What efficiency and environmental aspects of car design do you see as causes car accidents?


Dozens.

#1 most obvious atm is autostop.

Starter gives you enough juice to enter the intersection, but engine sputters and you get tboned. Same for not providing enough acceleration/ hp.

Also 1 pedal driving.

Electric cars that outweigh the 'old' 'inefficient' light trucks because batteries are heavy. Harder to stop, more wear on roads. Tires that are designed to extract breaking energy over stopping.

Lithium fires (not cause but much more dangerous result).

Aluminum crush zones in cars not big enough to have crush zones.

Every design decision is a compromise.


Yeah, 50+% of new cars being SUVs (gas guzzlers, kill pedestrians, easily roll over) is because of those damn environmentalists.


And those killer Class 2b and 3+ pickups.

Manufacturers push those because of less environmental regs on those vs the perfectly viable Class 1.


Or don't try to regulate 'class 1' into something people don't want to buy.

And FYI those trucks are bigger because you need more volume and moment-arm when building them out of lighter aluminum instead of heavier steel- a direct consequence of CAFE standards.


Yea, I know why. And I'm mad about it.
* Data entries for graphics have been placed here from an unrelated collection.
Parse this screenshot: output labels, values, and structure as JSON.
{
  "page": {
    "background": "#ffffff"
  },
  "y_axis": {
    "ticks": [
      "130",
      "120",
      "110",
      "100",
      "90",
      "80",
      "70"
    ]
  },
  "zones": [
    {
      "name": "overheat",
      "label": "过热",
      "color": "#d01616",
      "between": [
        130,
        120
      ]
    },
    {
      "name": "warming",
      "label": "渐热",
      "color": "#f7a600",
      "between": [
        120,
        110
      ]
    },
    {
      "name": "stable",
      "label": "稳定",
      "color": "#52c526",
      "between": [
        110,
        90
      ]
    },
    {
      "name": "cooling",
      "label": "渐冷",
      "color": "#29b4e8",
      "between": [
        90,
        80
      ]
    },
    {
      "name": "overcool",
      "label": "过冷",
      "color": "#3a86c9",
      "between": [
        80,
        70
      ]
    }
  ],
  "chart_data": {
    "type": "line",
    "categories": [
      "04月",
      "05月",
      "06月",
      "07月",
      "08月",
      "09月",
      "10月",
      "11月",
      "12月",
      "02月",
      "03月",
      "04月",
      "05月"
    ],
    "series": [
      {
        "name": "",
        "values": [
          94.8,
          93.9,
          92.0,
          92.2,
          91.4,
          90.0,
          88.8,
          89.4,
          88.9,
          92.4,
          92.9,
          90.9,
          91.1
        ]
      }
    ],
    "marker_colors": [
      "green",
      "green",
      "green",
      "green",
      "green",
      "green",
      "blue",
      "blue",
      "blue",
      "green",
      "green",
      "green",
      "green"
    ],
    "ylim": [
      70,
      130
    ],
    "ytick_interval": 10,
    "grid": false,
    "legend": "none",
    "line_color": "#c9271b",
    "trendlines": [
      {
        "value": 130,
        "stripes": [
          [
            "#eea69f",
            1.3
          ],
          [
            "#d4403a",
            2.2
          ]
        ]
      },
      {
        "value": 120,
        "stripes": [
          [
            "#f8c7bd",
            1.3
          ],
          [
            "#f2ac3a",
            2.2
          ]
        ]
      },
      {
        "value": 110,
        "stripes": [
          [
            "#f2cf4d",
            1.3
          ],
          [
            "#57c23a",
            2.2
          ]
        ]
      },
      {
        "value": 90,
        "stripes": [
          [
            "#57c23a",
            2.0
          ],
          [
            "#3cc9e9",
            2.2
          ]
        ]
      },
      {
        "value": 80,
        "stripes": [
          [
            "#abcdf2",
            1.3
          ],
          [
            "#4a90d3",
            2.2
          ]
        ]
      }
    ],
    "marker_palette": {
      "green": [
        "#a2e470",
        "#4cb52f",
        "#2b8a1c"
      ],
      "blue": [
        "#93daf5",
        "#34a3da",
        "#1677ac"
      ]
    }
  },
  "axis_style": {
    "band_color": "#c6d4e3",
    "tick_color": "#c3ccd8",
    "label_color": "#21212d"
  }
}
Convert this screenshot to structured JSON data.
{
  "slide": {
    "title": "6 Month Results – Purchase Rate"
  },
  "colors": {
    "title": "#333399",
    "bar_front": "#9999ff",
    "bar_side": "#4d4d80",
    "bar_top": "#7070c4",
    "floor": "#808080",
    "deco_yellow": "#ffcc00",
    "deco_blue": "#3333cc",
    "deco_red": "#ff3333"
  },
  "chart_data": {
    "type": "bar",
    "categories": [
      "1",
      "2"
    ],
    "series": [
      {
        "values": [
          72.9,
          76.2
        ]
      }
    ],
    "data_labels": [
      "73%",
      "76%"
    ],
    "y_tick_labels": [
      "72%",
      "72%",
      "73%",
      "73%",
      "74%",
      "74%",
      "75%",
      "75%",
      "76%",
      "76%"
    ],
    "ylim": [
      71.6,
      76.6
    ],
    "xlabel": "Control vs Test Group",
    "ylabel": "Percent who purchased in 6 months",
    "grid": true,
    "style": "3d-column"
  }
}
And I love my Class 1 and am mad they are hard to find.

I imagine we'd agree that CAFE was poorly done.


If you regulate 'normal' cars into things people don't want to buy, don't be surprised if they want suvs or trucks instead.


If you price gasoline higher, people don't want those SUVs or trucks. Gasoline is too damn cheap in the US. Gov't regulations work on multiple levels.


Don't discount the effects of marketing here. Companies found a loophole and started marketing to exploit it.


This is actually true though; it’s a case of unintended consequences.